Jaeyeon Kim, Adam K. Leroy, Karin Sandstrom, Sharon E. Meidt, Yu-Hsuan Teng, Miguel Querejeta, Eva Schinnerer, Susan E. Clark, Ryan Chown, Simon C. O. Glover, Daniel A. Dale, Dalya Baron, Jessica Sutter, Ashley T. Barnes, Jakob den Brok, Rupali Chandar, I-Da Chiang, Oleg V. Egorov, Kathryn Grasha, Ralf S. Klessen, Kathryn Kreckel, Eric W. Koch, Hannah Koziol, Lukas Neumann, Hsi-An Pan, Sophia K. Stuber, Tony D. Weinbeck, Thomas G. Williams
TL;DR
This work probes localized breakdowns of the CO–PAH relation in PHANGS–JWST galaxies by leveraging high-resolution JWST PAH maps, ALMA CO data, and MUSE optical data. It identifies 20 of 70 galaxies with regions where CO is over-luminous relative to 7.7μm PAH emission by more than an order of magnitude, predominantly along bar lanes and centers with little massive star formation.

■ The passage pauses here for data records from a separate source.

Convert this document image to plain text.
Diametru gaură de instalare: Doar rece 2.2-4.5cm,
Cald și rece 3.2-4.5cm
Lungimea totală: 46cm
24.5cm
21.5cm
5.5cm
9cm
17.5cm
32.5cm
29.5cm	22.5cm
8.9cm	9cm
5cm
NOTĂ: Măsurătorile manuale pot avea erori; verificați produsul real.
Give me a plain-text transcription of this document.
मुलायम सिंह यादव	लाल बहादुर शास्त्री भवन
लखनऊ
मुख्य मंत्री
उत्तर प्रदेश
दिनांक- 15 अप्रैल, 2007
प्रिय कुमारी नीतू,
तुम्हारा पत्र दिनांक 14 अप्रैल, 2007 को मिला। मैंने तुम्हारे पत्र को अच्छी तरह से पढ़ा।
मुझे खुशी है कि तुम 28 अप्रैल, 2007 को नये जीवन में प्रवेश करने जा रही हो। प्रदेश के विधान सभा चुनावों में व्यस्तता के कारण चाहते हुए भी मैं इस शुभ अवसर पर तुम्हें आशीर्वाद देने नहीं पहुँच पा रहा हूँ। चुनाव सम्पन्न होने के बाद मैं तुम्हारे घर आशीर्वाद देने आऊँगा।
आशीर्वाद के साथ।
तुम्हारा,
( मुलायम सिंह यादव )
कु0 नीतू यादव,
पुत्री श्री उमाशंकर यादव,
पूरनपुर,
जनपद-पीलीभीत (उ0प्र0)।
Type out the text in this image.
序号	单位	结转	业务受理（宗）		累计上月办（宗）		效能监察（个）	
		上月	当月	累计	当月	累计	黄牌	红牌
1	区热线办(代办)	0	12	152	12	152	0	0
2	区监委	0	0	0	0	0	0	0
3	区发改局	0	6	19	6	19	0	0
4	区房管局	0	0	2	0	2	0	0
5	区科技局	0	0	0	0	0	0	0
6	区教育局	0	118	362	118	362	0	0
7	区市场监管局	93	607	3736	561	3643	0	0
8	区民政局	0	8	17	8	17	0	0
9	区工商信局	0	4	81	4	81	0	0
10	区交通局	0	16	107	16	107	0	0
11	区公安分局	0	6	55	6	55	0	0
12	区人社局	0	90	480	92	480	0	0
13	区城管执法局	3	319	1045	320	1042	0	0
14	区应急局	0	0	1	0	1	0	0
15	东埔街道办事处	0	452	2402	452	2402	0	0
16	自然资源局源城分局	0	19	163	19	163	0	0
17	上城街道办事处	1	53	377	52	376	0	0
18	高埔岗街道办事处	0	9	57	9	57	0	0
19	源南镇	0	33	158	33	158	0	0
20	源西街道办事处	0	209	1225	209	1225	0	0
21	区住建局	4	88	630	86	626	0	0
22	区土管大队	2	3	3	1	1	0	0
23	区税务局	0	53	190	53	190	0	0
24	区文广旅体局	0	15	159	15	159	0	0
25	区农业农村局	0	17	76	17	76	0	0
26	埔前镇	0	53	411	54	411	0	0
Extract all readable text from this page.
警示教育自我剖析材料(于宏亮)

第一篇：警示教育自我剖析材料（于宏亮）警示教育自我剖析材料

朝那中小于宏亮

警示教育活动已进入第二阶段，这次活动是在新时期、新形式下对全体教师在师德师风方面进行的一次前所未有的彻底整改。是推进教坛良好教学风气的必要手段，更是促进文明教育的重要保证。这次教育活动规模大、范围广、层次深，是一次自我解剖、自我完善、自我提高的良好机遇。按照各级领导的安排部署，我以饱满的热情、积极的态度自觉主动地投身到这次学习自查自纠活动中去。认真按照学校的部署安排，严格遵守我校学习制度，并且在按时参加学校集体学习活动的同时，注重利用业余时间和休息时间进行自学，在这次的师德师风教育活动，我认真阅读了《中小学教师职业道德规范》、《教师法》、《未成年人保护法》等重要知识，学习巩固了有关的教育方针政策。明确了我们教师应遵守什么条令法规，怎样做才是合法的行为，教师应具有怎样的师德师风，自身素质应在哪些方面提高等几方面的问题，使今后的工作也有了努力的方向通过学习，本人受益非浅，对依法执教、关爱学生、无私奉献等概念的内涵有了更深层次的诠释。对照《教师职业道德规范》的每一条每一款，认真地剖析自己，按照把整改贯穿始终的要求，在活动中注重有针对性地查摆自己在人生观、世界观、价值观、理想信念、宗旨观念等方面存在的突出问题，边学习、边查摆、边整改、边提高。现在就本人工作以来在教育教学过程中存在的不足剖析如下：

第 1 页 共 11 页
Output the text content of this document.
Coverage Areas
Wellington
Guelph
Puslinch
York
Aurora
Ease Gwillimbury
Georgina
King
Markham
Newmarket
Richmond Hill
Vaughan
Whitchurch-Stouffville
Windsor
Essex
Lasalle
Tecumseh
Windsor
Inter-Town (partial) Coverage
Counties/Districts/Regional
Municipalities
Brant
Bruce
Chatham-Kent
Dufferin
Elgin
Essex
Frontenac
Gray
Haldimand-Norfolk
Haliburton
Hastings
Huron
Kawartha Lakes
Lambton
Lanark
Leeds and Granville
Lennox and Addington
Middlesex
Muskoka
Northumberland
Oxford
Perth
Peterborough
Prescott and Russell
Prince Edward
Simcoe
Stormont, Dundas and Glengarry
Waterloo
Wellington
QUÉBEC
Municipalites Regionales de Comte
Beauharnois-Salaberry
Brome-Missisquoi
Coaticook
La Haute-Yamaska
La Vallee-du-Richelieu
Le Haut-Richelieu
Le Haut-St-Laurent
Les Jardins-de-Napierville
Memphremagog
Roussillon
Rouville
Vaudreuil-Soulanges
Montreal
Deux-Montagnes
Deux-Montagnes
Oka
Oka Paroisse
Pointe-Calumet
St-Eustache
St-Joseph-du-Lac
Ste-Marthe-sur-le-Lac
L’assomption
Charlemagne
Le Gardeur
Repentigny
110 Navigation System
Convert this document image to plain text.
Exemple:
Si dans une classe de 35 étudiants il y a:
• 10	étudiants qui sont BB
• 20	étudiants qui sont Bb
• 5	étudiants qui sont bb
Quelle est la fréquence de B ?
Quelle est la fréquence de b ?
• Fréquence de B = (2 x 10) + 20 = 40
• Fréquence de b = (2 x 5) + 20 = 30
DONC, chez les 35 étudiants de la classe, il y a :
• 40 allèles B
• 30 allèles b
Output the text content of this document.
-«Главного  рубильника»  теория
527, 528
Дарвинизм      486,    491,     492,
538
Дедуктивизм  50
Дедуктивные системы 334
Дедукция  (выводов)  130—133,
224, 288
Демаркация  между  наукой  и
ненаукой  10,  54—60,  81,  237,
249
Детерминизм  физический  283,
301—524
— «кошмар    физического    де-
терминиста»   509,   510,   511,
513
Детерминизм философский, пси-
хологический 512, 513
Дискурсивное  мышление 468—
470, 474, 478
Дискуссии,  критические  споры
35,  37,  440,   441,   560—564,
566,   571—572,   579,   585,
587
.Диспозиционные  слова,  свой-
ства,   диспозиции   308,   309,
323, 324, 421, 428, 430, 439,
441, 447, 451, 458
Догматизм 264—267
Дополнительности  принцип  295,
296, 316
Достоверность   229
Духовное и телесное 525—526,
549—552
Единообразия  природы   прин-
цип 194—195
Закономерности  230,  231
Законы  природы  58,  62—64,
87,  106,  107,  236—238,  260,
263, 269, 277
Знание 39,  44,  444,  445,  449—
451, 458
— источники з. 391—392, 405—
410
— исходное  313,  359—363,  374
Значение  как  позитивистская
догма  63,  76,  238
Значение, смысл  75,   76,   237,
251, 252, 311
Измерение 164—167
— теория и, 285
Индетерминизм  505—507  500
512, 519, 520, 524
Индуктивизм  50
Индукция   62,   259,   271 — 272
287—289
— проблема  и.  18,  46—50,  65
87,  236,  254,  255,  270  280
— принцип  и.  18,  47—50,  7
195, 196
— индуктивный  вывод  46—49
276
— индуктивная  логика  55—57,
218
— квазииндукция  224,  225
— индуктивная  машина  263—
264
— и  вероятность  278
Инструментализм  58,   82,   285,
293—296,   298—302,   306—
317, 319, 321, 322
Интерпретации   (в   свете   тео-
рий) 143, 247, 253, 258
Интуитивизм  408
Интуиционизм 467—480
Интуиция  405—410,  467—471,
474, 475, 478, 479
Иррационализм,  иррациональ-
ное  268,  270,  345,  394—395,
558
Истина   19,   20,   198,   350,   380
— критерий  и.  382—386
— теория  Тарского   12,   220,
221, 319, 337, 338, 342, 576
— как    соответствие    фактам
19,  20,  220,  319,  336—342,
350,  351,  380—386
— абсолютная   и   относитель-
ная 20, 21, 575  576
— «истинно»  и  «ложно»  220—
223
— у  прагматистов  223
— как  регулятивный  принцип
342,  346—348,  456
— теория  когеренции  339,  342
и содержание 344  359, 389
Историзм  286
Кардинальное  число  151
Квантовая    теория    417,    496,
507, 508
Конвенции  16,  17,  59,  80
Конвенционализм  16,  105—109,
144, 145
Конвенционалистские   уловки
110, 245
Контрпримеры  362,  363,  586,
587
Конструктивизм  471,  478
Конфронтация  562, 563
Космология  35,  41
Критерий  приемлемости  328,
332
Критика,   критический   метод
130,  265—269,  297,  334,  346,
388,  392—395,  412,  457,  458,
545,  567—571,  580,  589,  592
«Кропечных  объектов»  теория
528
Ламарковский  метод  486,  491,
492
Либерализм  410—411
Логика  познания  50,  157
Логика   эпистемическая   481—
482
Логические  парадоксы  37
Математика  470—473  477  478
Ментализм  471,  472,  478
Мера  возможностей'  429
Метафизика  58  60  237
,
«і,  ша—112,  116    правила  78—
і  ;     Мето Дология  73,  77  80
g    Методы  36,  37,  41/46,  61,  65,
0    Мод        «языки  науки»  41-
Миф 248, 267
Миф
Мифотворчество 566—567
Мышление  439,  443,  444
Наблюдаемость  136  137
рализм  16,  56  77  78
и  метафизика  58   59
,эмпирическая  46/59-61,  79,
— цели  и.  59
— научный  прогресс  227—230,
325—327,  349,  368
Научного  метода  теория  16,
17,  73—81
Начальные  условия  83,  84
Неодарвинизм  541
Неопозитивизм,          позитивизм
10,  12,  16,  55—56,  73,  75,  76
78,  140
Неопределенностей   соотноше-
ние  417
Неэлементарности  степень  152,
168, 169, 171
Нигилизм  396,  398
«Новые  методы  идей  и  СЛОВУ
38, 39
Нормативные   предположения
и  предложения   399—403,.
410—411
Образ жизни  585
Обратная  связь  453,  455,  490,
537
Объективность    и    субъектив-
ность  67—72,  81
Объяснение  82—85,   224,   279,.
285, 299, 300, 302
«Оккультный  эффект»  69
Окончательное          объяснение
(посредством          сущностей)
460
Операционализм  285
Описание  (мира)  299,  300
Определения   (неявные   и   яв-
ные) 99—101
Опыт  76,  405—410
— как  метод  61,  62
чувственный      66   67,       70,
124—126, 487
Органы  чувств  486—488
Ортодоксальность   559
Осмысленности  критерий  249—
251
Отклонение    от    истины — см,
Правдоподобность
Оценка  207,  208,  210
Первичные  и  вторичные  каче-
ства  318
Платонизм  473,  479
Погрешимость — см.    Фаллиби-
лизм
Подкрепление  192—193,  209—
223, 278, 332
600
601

Through analyses across multiple PAH and dust bands and by examining CO kinematics and isotopologue data, the study disfavors a universal PAH suppression and instead finds strong evidence that elevated CO emissivity—driven by bar-induced shear and shocks and associated higher $Δv_{ m CO}$—is the primary cause of the deviations, with sub-kpc variations in $\\alpha_{ m CO}$ substantiated by velocity-dispersion–dependent relations and isotopologue indicators. The results have important implications for using PAH emission as a proxy for the cold ISM and for interpreting CO-based molecular gas masses in dynamically complex environments; they also motivate deeper CO isotopologue measurements and JWST integral-field spectroscopy to further pin down the physical conditions in these outlier regions.
Abstract
Polycyclic aromatic hydrocarbon (PAH) emission is widely used to trace the distribution of molecular gas in the interstellar medium (ISM), exhibiting a tight correlation with CO(2-1) emission across nearby galaxies. Using PHANGS-JWST and PHANGS-ALMA data, we identify localized regions where this correlation fails, with CO flux exceeding that predicted from 7.7$μ$m PAH emission by more than an order of magnitude. These outlier regions are found in 20 out of 70 galaxies and are mostly located in galaxy centers and bars, without signs of massive star formation. We explore two scenarios to explain the elevated CO-to-PAH ratios, which can either be due to suppressed PAH emission or enhanced CO emissivity. We examine PAH emission in other bands (3.3$μ$m and 11.3$μ$m) and the dust continuum dominated bands (10$μ$m and 21$μ$m), finding consistently high CO-to-PAH (or CO-to-dust continuum) emission ratios, suggesting that 7.7$μ$m PAH emission is not particularly suppressed. In some outlier regions, PAH size distributions and spectral energy distribution of the illuminating radiation differ slightly compared to nearby control regions with normal CO-to-PAH ratios, though without a consistent trend. We find that the outlier regions generally show higher CO velocity dispersions ($Δv_{\mathrm{CO}}$). This increase in $Δv_{\mathrm{CO}}$ may lower CO optical depth and raise its emissivity for a given gas mass. Our results favor a scenario where shear along the bar lanes and shocks at the tips of the bar elevate CO emissivity, leading to the breakdown of the CO-PAH correlation.